Henri Cartier-Bresson Paris Retrospective

One of the world’s most influential photographers is featured with a retrospective at Paris’ Centre Georges Pompidou. Henri Cartier-Bresson, (August 22, 1908 – August 3, 2004) considered by many to be the father of photojournalism, blended a remarkable sense of design with the ability to capture the significance of an instant… the decisive moment.

This major retrospective including over five hundred photographs, drawings, paintings, videos and documents is organized both thematically and chronologically around three major periods: the early years (1926-1935) marked by his travels and contact with the Surrealists. A second section is devoted to his political commitment when he returned from the US in 1936 until he set off for New York again in 1946. Finally a look at his photojournalism and the creation of Magnum (1947) ending in the seventies.

Cartier-Bresson gave up photojournalism at the beginning of the ’70s (“Because I had said everything that I had to say”) mostly devoting himself to drawing. “It is contemplation and meditation. It gives me an inner peace and it’s not important whether people like it or not.” He was born into a bourgeois family near Paris in 1908 and originally studied painting. By his early 20s, he was hanging out with the Surrealists, being invited to Marie-Louise Bousquet’s famous salon and befriending the likes of Max Jacob and Marcel Duchamp.
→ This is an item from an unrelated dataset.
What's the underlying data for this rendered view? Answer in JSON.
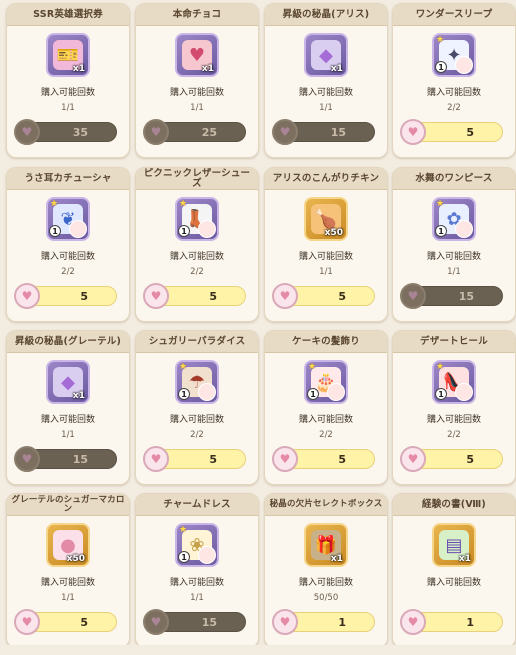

He was also taken to the home of Gertrude Stein, who took one disparaging look at his painting and advised him to go into his father’s business.

Instead, he became a photographer in the 1930s after seeing a picture by Martin Munkácsi of three African boys running into the sea. “I was startled. I said to myself,‘My God, you can do that with a camera.'” After the war, he co-founded the Magnum photo agency. He was the first western photographer admitted into the Soviet Union after Stalin’s death. He was also present at Gandhi’s funeral and witnessed the first civil rights sit-ins in Alabama.

Although there has been an excellent traveling retrospective of Bresson’s photographs in the States recently (first showing in 2010 at MOMA), this exhibition promises to be special in that it draws on the thousands of photographs and documents housed at the Fondation Henri Cartier-Bresson, located in Paris. It is the first French retrospective of Bresson’s work since his death.

Henri Cartier-Bresson (to  June 9, 2014) Centre Georges Pompidou, 3 rue Beaubourg 75004 PARIS.